3.      Spendeva molto tempo con i Suoi dodici, che da Lui appresero più guardando i fatti che  ascoltando gli insegnamenti, e assimilarono le attitudini del Suo cuore al punto che gli altri, vedendo la franchezza con cui predicavano e i miracoli che avvenivano attraverso di loro, si accorgevano che erano stati con Lui (Atti 4:13). Da popolani, persone ordinarie e illetterate quali erano, stando per tre anni con Gesù divennero persone straordinarie; e lo stesso gli altri potranno dire di noi, se stiamo con Gesù e Lo imitiamo. 

4.      Scelse solo dodici persone a cui porsi come modello, per farle diventare come Lui e trasmettere loro la Sua unzione, ma fu più intimo con tre di essi, a cui si rivelò in modo più profondo: Pietro, Giacomo e Giovanni. Anche noi, se diventiamo più intimi con Lui e guardiamo al Suo alto modello, avremo la forza e la potenza d’influenzare gli altri.

Gesù trasferì nei Suoi discepoli il cuore paterno di Dio in modo così forte che, pur essendo solo dodici, riuscirono a diffondere  il messaggio del Vangelo in tutto il mondo conosciuto di allora.

 

Cosa ci hanno trasmesso i nostri padri terreni? Ci hanno inculcato il timore dell’Eterno e il desiderio di servirLo? Quante persone si trascinano dietro le conseguenze dei cattivi comportamenti dei loro padri, sono rimaste bloccate nel carattere o soffrono per traumi e ferite non sanate! La Scrittura afferma che dai padri si ereditano benedizioni se essi hanno servito il Signore, maledizioni se sono vissuti nel peccato, senza di Lui. Se un padre non ha dato protezione o se ha fatto del male ai propri figli, questi ne piangeranno le conseguenze per tutta la vita, ma sulla base della Scrittura, confessando a Dio le colpe dei padri, anche se già morti, e le proprie, si riceve ristoro.

 

Come possiamo essere restaurati nella benedizione?

Leggiamolo in Levitico 26:39-42 “I superstiti tra voi si struggeranno a motivo della loro iniquità nel paese dei loro nemici; e si struggeranno pure a motivo delle iniquità dei loro padri.
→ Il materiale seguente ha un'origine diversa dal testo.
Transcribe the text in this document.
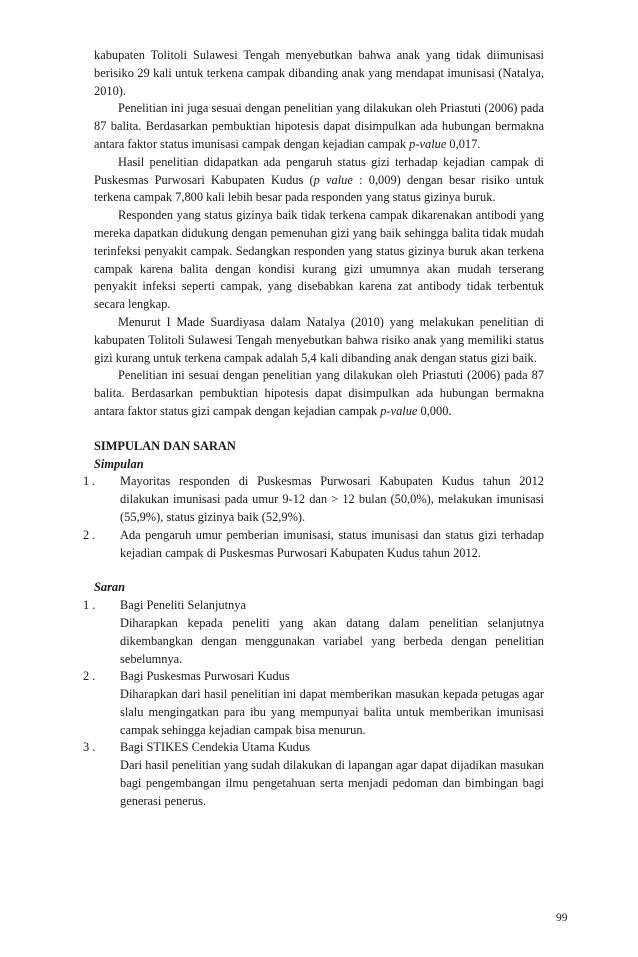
kabupaten Tolitoli Sulawesi Tengah menyebutkan bahwa anak yang tidak diimunisasi berisiko 29 kali untuk terkena campak dibanding anak yang mendapat imunisasi (Natalya, 2010).

Penelitian ini juga sesuai dengan penelitian yang dilakukan oleh Priastuti (2006) pada 87 balita. Berdasarkan pembuktian hipotesis dapat disimpulkan ada hubungan bermakna antara faktor status imunisasi campak dengan kejadian campak p-value 0,017.

Hasil penelitian didapatkan ada pengaruh status gizi terhadap kejadian campak di Puskesmas Purwosari Kabupaten Kudus (p value : 0,009) dengan besar risiko untuk terkena campak 7,800 kali lebih besar pada responden yang status gizinya buruk.

Responden yang status gizinya baik tidak terkena campak dikarenakan antibodi yang mereka dapatkan didukung dengan pemenuhan gizi yang baik sehingga balita tidak mudah terinfeksi penyakit campak. Sedangkan responden yang status gizinya buruk akan terkena campak karena balita dengan kondisi kurang gizi umumnya akan mudah terserang penyakit infeksi seperti campak, yang disebabkan karena zat antibody tidak terbentuk secara lengkap.

Menurut I Made Suardiyasa dalam Natalya (2010) yang melakukan penelitian di kabupaten Tolitoli Sulawesi Tengah menyebutkan bahwa risiko anak yang memiliki status gizi kurang untuk terkena campak adalah 5,4 kali dibanding anak dengan status gizi baik.

Penelitian ini sesuai dengan penelitian yang dilakukan oleh Priastuti (2006) pada 87 balita. Berdasarkan pembuktian hipotesis dapat disimpulkan ada hubungan bermakna antara faktor status gizi campak dengan kejadian campak p-value 0,000.

SIMPULAN DAN SARAN

Simpulan

1 .	Mayoritas responden di Puskesmas Purwosari Kabupaten Kudus tahun 2012 dilakukan imunisasi pada umur 9-12 dan > 12 bulan (50,0%), melakukan imunisasi (55,9%), status gizinya baik (52,9%).
2 .	Ada pengaruh umur pemberian imunisasi, status imunisasi dan status gizi terhadap kejadian campak di Puskesmas Purwosari Kabupaten Kudus tahun 2012.

Saran

1 .	Bagi Peneliti Selanjutnya

Diharapkan kepada peneliti yang akan datang dalam penelitian selanjutnya dikembangkan dengan menggunakan variabel yang berbeda dengan penelitian sebelumnya.

2 .	Bagi Puskesmas Purwosari Kudus

Diharapkan dari hasil penelitian ini dapat memberikan masukan kepada petugas agar slalu mengingatkan para ibu yang mempunyai balita untuk memberikan imunisasi campak sehingga kejadian campak bisa menurun.

3 .	Bagi STIKES Cendekia Utama Kudus

Dari hasil penelitian yang sudah dilakukan di lapangan agar dapat dijadikan masukan bagi pengembangan ilmu pengetahuan serta menjadi pedoman dan bimbingan bagi generasi penerus.

99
Ma se confesseranno la loro iniquità e l’iniquità dei loro padri, nelle trasgressioni che commisero contro di me ed anche per essersi comportati come miei nemici, da indurmi ad essere loro nemico e a portarli nel paese dei loro nemici; se il loro cuore incirconciso si umilierà e accetteranno la punizione della loro iniquità, allora io mi ricorderò del mio patto con Giacobbe, mi ricorderò del mio patto con Isacco e del mio patto con Abrahamo (benedire le famiglie della terra)…”. Basandosi su questa Scrittura, Nehemia (9:2) e Daniele (9:3 e segg.) pregarono quando erano in stato di schiavitù, offrendoci preziosi esempi. Molte volte ci chiediamo perché non riceviamo da Dio ciò che ci aspettiamo, la risposta è che ciò avviene perché non Gli abbiamo chiesto perdono! I peccati dei padri e le loro cattive azioni producono conseguenze nella vita dei figli, lasciano nel loro cuore segni indelebili, e poiché la punizione per tutti i peccati e le iniquità del mondo è stata presa da Gesù, la nostra parte è solo quella di confessarli.

 

I peccati non confessati vengono scritti in cielo su di un libro, come il Signore ha rivelato in visione al nostro pastore nel corso di una sua recente predicazione in Australia, e se non invochiamo la Sua misericordia e il sangue di Gesù per essere purificati, quei peccati non potranno essere cancellati e i cieli rimarranno chiusi sul nostro capo. Gesù ha già pagato il prezzo delle colpe di ciascuno di noi, ci rimane da compiere la parte più facile, quella di portare i peccati nostri e quelli dei nostri padri ai piedi della Croce ed invocare l’opera purificatrice del sangue di Gesù, se vogliamo che siano cancellati, che i cieli si aprano sul nostro capo e possa venire il risveglio!